Politics – who needs it?

I have read and listened to umpteen folks discuss how important the abortion issue is to the upcoming US election.  To be honest, I feel like copping-out and deleting all electronic media sites (except those 100 percent dedicated to photography) and not emerging until after the election.  My granddaughter is adopted – and I can’t think how much poorer my life would be without her.  She has been a bright beacon, an inspiration and a gem from the first day she came into our life. Yet, I also can’t imagine the mental anguish that women must feel when they contemplate an abortion.  I am also old enough to remember the horror stories that regularly appeared in newspaper reports, TV exposés, books, and drama that told the truth about illegal abortions.  A change to the US laws concerning Roe v Wade won’t have much of an impact on those with money.  There will always be surgeons and medical establishments that will offer required treatments under some more acceptable terminology.  The impact will be felt by those without the financial means to afford proper health-care.  A change in law will not affect the need some people feel for an abortion.  It will only hurt those least able to handle that problem. 

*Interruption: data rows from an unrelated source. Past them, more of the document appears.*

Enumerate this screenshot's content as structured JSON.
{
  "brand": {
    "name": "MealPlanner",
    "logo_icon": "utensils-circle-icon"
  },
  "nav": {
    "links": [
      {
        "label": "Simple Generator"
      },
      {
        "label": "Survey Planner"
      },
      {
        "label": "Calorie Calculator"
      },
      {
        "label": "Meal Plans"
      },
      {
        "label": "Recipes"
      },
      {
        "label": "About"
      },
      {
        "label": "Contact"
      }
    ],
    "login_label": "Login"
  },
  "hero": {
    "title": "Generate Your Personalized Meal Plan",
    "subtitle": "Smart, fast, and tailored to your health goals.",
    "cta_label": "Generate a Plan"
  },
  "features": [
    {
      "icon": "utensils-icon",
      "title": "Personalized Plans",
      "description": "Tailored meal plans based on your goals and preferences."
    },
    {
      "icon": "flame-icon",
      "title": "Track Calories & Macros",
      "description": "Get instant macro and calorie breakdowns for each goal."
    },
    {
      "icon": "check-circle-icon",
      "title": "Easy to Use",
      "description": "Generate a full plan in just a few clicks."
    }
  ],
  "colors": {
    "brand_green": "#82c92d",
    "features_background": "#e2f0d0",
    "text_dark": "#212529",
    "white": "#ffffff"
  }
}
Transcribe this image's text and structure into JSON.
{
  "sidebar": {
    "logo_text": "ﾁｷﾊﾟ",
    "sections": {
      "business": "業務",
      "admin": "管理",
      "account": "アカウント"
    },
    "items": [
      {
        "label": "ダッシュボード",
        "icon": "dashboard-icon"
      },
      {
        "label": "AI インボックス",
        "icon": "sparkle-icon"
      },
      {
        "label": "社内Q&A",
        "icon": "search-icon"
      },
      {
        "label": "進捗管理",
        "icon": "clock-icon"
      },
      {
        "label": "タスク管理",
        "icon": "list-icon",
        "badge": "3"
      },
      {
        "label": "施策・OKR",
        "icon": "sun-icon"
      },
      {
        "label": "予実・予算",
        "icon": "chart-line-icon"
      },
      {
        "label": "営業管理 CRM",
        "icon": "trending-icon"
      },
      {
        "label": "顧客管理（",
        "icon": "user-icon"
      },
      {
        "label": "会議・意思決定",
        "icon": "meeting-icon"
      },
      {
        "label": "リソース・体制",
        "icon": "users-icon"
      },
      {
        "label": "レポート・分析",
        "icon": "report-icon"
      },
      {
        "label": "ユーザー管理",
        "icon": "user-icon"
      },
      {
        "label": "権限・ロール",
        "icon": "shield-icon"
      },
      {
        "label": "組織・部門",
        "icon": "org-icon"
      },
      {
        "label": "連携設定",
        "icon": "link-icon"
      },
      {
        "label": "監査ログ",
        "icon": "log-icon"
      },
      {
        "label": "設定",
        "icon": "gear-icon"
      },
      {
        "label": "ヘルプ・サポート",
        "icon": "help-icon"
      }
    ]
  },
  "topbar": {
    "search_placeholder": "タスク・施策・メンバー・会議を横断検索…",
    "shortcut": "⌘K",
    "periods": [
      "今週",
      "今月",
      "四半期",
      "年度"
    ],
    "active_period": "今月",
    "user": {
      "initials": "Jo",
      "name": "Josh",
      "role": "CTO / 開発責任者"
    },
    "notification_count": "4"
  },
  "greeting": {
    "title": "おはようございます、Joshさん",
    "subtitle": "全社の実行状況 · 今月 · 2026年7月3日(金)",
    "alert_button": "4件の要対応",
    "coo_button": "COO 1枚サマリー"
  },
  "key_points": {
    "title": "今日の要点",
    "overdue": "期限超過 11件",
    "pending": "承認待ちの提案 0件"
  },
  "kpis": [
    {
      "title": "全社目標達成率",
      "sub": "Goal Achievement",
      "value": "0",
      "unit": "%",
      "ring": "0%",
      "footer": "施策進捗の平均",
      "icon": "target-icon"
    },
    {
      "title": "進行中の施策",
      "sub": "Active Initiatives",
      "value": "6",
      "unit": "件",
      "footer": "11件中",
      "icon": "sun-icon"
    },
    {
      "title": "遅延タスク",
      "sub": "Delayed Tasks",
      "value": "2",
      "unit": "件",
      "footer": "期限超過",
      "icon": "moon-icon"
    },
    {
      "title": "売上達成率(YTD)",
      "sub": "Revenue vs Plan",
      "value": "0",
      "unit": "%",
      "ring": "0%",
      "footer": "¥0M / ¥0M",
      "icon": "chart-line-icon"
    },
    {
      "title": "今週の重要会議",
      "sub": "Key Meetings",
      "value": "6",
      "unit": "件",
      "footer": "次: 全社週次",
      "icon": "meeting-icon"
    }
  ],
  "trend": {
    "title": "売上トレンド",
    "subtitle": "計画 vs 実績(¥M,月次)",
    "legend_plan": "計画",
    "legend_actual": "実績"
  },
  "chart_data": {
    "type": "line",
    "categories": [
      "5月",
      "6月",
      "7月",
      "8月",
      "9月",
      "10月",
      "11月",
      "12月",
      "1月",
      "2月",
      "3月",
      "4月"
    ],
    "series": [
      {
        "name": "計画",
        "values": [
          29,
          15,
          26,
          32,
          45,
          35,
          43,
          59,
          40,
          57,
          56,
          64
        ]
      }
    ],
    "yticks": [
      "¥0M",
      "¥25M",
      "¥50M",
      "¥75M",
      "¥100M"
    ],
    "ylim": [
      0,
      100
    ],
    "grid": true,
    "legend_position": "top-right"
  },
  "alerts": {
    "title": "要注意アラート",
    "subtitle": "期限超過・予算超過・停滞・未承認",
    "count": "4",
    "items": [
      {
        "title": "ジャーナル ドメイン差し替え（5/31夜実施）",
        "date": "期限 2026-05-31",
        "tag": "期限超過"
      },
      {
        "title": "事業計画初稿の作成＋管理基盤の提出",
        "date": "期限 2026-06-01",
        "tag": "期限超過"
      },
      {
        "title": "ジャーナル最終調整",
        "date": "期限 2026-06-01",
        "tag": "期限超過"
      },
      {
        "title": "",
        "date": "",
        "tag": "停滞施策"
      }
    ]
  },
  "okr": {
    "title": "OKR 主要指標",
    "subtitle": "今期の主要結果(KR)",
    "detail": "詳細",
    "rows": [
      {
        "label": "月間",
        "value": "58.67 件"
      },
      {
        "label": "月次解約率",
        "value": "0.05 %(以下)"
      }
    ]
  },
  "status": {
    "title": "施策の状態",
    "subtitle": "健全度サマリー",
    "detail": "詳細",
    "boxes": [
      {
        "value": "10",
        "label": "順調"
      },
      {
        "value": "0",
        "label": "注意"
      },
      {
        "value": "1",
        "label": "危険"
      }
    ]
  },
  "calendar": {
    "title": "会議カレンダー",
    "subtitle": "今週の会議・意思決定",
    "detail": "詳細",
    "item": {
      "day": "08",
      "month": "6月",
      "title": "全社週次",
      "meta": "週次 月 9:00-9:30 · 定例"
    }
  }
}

But, what do I – a man – really understand about these problems?  And yet, that is what a large part of our electorate – especially men – considers to be one of the most important problems facing these United States:

  • more important than that the fact that most large companies don’t pay taxes (though they complain about the corporate tax rate) and our country is essentially bankrupt;
  • that after almost 20 years since the start of the war in Iraq, our attempts to introduce democracy to the Middle East still haven’t made significant progress but we annually continue to squander trillions on military adventures to the detriment of our people and the people whose land we have destroyed;
  • that there are still about 40 people held at Guantanamo who have little hope that they will ever face trial, or release and essentially, nobody in the country cares making us worse than most medieval despots;
  • that in 2018, compared with other OECD countries, the U.S. ranks No. 33 out of 36 countries in the infant mortality rate and our lack of a universal healthcare system suggests it won’t change;
  • that we live in a country where racism impacts almost every aspect of the lives of one portion of our society but is barely acknowledged by the other;
  • and so on, and so on.

Equally important, none of our politicians wants to admit that unless the government (call that the taxpayer) is prepared to invest in our infrastructure, transportation systems, heavy industries, and education from primary school to college, we are not going to be able to compete with the rest of the world.  The other alternative is that maybe the US worker might be prepared to work for Chinese, Korean, Vietnamese or similar wages.  Without one of those options, most of the industrial jobs that the US has lost are not going to return and the rust belt will stay rusty.  That leaves the US as a bastion of service jobs – paying service job wages and leaving us wondering why the average family needs the husband, wife and kids to work to afford what we are told is the “American Dream”. 

I could go on, but why bother?  The Founding Fathers must be turning in their graves.